FIN DE LA RÉPONSE AUX OBJECTIONS, ETC.
  1. C’est sous ce titre que Voltaire a publié cet opuscule en 1739, in-8o de vingt-six pages, plus le frontispice ; l’auteur ne le regardant que comme un écrit de circonstance, avec d’autant plus de raison que l’ouvrage dont il est la défense a, comme je l’ai déjà dit, subi de très-grands changements, n’avait compris cette Réponse dans aucune édition de ses Œuvres. Les éditeurs de Kehl, les premiers qui l’aient recueilli, l’intitulèrent Défense du newtonianisme. Je m’en suis tenu au titre donné par Voltaire. Leratz de Lanthenée a publié une Lettre à M. de Voltaire sur son écrit intitulé Réponse aux objections, etc., 1739, in-8o. (B.)
  2. M. de Maupertuis ; il a trouvé le moyen d’occuper le public de lui seul, et de faire oublier ses compagnons de voyage. (K.)
  3. M. de Buffon ; il a eu depuis avec M. Clairaut une dispute sur la nature des forces attractives, dispute où tout l’avantage a été pour le grand géomètre. (K.)
  4. Dans les éditions de 1738, ces expressions se trouvaient au chapitre ii des Éléments de la philosophie de Newton ; maintenant elles sont au chapitre iii de la seconde partie ; voyez tome XXII, page 454.
  5. Henriade, III, 99.
  6. Zaïre, I, ii.
  7. Voyez tome XXII, page 276.
  8. Quelques-unes des phrases suivantes se retrouvent dans une lettre de Voltaire à Maupertuis ; voyez la Correspondance, octobre 1738.
  9. Boerhaave était mort le 23 septembre 1738.
  10. Jean Banières. Son ouvrage est intitulé Examen et Réfutation des Éléments de la philosophie de Newton.
  11. On ne peut guère se dispenser de croire, sur la parole de Huygens et de Vossius, que cette proportion ne se trouve dans le manuscrit de Snellius ; et il est certain qu’elle donne celle de Descartes ; mais le philosophe français connaissait-il la découverte de Snellius ? Voilà toute la question ; et il n’est pas vraisemblable que Descartes n’ait connu ni le manuscrit de Snellius, ni cette proportion en particulier. (K.)

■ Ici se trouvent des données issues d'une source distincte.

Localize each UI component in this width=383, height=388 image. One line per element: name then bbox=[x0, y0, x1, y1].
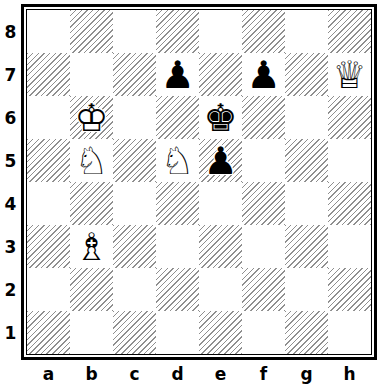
file-labels: abcdefgh bbox=[27, 360, 371, 384]
black-pawn-piece[interactable]: ♟ bbox=[199, 139, 242, 182]
square-f5[interactable] bbox=[242, 139, 285, 182]
square-g7[interactable] bbox=[285, 53, 328, 96]
file-label-c: c bbox=[113, 360, 156, 384]
square-c4[interactable] bbox=[113, 182, 156, 225]
square-e8[interactable] bbox=[199, 10, 242, 53]
square-b4[interactable] bbox=[70, 182, 113, 225]
square-g4[interactable] bbox=[285, 182, 328, 225]
square-f1[interactable] bbox=[242, 311, 285, 354]
square-e6[interactable]: ♚♚ bbox=[199, 96, 242, 139]
square-a7[interactable] bbox=[27, 53, 70, 96]
square-c7[interactable] bbox=[113, 53, 156, 96]
square-f7[interactable]: ♟♟ bbox=[242, 53, 285, 96]
square-e5[interactable]: ♟♟ bbox=[199, 139, 242, 182]
board-border: ♟♟♟♟♛♕♚♔♚♚♞♘♞♘♟♟♝♗ bbox=[21, 4, 377, 360]
square-f4[interactable] bbox=[242, 182, 285, 225]
piece-halo: ♚ bbox=[199, 96, 242, 139]
rank-label-7: 7 bbox=[0, 53, 21, 96]
white-knight-piece[interactable]: ♘ bbox=[156, 139, 199, 182]
square-g3[interactable] bbox=[285, 225, 328, 268]
rank-label-3: 3 bbox=[0, 225, 21, 268]
square-b1[interactable] bbox=[70, 311, 113, 354]
square-d1[interactable] bbox=[156, 311, 199, 354]
square-d2[interactable] bbox=[156, 268, 199, 311]
square-d7[interactable]: ♟♟ bbox=[156, 53, 199, 96]
square-b7[interactable] bbox=[70, 53, 113, 96]
square-a4[interactable] bbox=[27, 182, 70, 225]
file-label-g: g bbox=[285, 360, 328, 384]
square-f8[interactable] bbox=[242, 10, 285, 53]
square-g5[interactable] bbox=[285, 139, 328, 182]
square-h4[interactable] bbox=[328, 182, 371, 225]
square-d5[interactable]: ♞♘ bbox=[156, 139, 199, 182]
square-h6[interactable] bbox=[328, 96, 371, 139]
square-e3[interactable] bbox=[199, 225, 242, 268]
white-knight-piece[interactable]: ♘ bbox=[70, 139, 113, 182]
square-h5[interactable] bbox=[328, 139, 371, 182]
square-c8[interactable] bbox=[113, 10, 156, 53]
square-g2[interactable] bbox=[285, 268, 328, 311]
square-a5[interactable] bbox=[27, 139, 70, 182]
file-label-f: f bbox=[242, 360, 285, 384]
square-h1[interactable] bbox=[328, 311, 371, 354]
square-h7[interactable]: ♛♕ bbox=[328, 53, 371, 96]
rank-label-8: 8 bbox=[0, 10, 21, 53]
square-c5[interactable] bbox=[113, 139, 156, 182]
chess-diagram: 87654321 ♟♟♟♟♛♕♚♔♚♚♞♘♞♘♟♟♝♗ abcdefgh bbox=[0, 0, 383, 388]
square-c6[interactable] bbox=[113, 96, 156, 139]
black-king-piece[interactable]: ♚ bbox=[199, 96, 242, 139]
square-d3[interactable] bbox=[156, 225, 199, 268]
rank-label-1: 1 bbox=[0, 311, 21, 354]
square-a3[interactable] bbox=[27, 225, 70, 268]
square-e7[interactable] bbox=[199, 53, 242, 96]
square-a2[interactable] bbox=[27, 268, 70, 311]
rank-label-5: 5 bbox=[0, 139, 21, 182]
square-h8[interactable] bbox=[328, 10, 371, 53]
square-b8[interactable] bbox=[70, 10, 113, 53]
square-d4[interactable] bbox=[156, 182, 199, 225]
rank-label-2: 2 bbox=[0, 268, 21, 311]
piece-halo: ♝ bbox=[70, 225, 113, 268]
white-king-piece[interactable]: ♔ bbox=[70, 96, 113, 139]
square-b6[interactable]: ♚♔ bbox=[70, 96, 113, 139]
file-label-e: e bbox=[199, 360, 242, 384]
square-g8[interactable] bbox=[285, 10, 328, 53]
square-e1[interactable] bbox=[199, 311, 242, 354]
square-e4[interactable] bbox=[199, 182, 242, 225]
piece-halo: ♟ bbox=[156, 53, 199, 96]
rank-label-6: 6 bbox=[0, 96, 21, 139]
square-c3[interactable] bbox=[113, 225, 156, 268]
square-g6[interactable] bbox=[285, 96, 328, 139]
square-h3[interactable] bbox=[328, 225, 371, 268]
square-h2[interactable] bbox=[328, 268, 371, 311]
file-label-h: h bbox=[328, 360, 371, 384]
square-c2[interactable] bbox=[113, 268, 156, 311]
board-grid: ♟♟♟♟♛♕♚♔♚♚♞♘♞♘♟♟♝♗ bbox=[26, 9, 372, 355]
board-with-ranks: 87654321 ♟♟♟♟♛♕♚♔♚♚♞♘♞♘♟♟♝♗ bbox=[0, 4, 377, 360]
piece-halo: ♚ bbox=[70, 96, 113, 139]
square-d8[interactable] bbox=[156, 10, 199, 53]
black-pawn-piece[interactable]: ♟ bbox=[242, 53, 285, 96]
square-g1[interactable] bbox=[285, 311, 328, 354]
square-c1[interactable] bbox=[113, 311, 156, 354]
black-pawn-piece[interactable]: ♟ bbox=[156, 53, 199, 96]
square-b5[interactable]: ♞♘ bbox=[70, 139, 113, 182]
rank-labels: 87654321 bbox=[0, 4, 21, 354]
piece-halo: ♞ bbox=[156, 139, 199, 182]
square-a1[interactable] bbox=[27, 311, 70, 354]
file-label-d: d bbox=[156, 360, 199, 384]
piece-halo: ♛ bbox=[328, 53, 371, 96]
square-e2[interactable] bbox=[199, 268, 242, 311]
square-f3[interactable] bbox=[242, 225, 285, 268]
file-label-b: b bbox=[70, 360, 113, 384]
square-b2[interactable] bbox=[70, 268, 113, 311]
file-label-a: a bbox=[27, 360, 70, 384]
white-bishop-piece[interactable]: ♗ bbox=[70, 225, 113, 268]
rank-label-4: 4 bbox=[0, 182, 21, 225]
square-a6[interactable] bbox=[27, 96, 70, 139]
piece-halo: ♟ bbox=[242, 53, 285, 96]
square-a8[interactable] bbox=[27, 10, 70, 53]
white-queen-piece[interactable]: ♕ bbox=[328, 53, 371, 96]
piece-halo: ♟ bbox=[199, 139, 242, 182]
square-f2[interactable] bbox=[242, 268, 285, 311]
square-d6[interactable] bbox=[156, 96, 199, 139]
square-f6[interactable] bbox=[242, 96, 285, 139]
square-b3[interactable]: ♝♗ bbox=[70, 225, 113, 268]
piece-halo: ♞ bbox=[70, 139, 113, 182]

  12. Et même plus, puisque l’étude des taches donne 25 jours 34 heures pour cette rotation. (D.)
  13. Il va sans dire que cette petite courbe n’a jamais été vue. Il faut l’admettre comme conséquence du système de Newton ; mais si le système est rejeté, comme cela a lieu, il n’y a pas à s’en occuper. (D.)
  14. Ceci a été fort discuté entre les coperniciens et leurs adversaires. Galilée a tranché la question. Si le mât était assez haut pour que sa vitesse fût sensiblement supérieure à celle du vaisseau, le corps, à cause de la rotation de la terre, tomberait un peu à l’est. (D.)
  15. C’est en effet l’opinion d’Herschell. Newton n’a pas été jusque-là. (D.)
  16. C’est à propos de l’explication de l’anneau de Saturne de M. de Maupertuis. (Note de Voltaire.)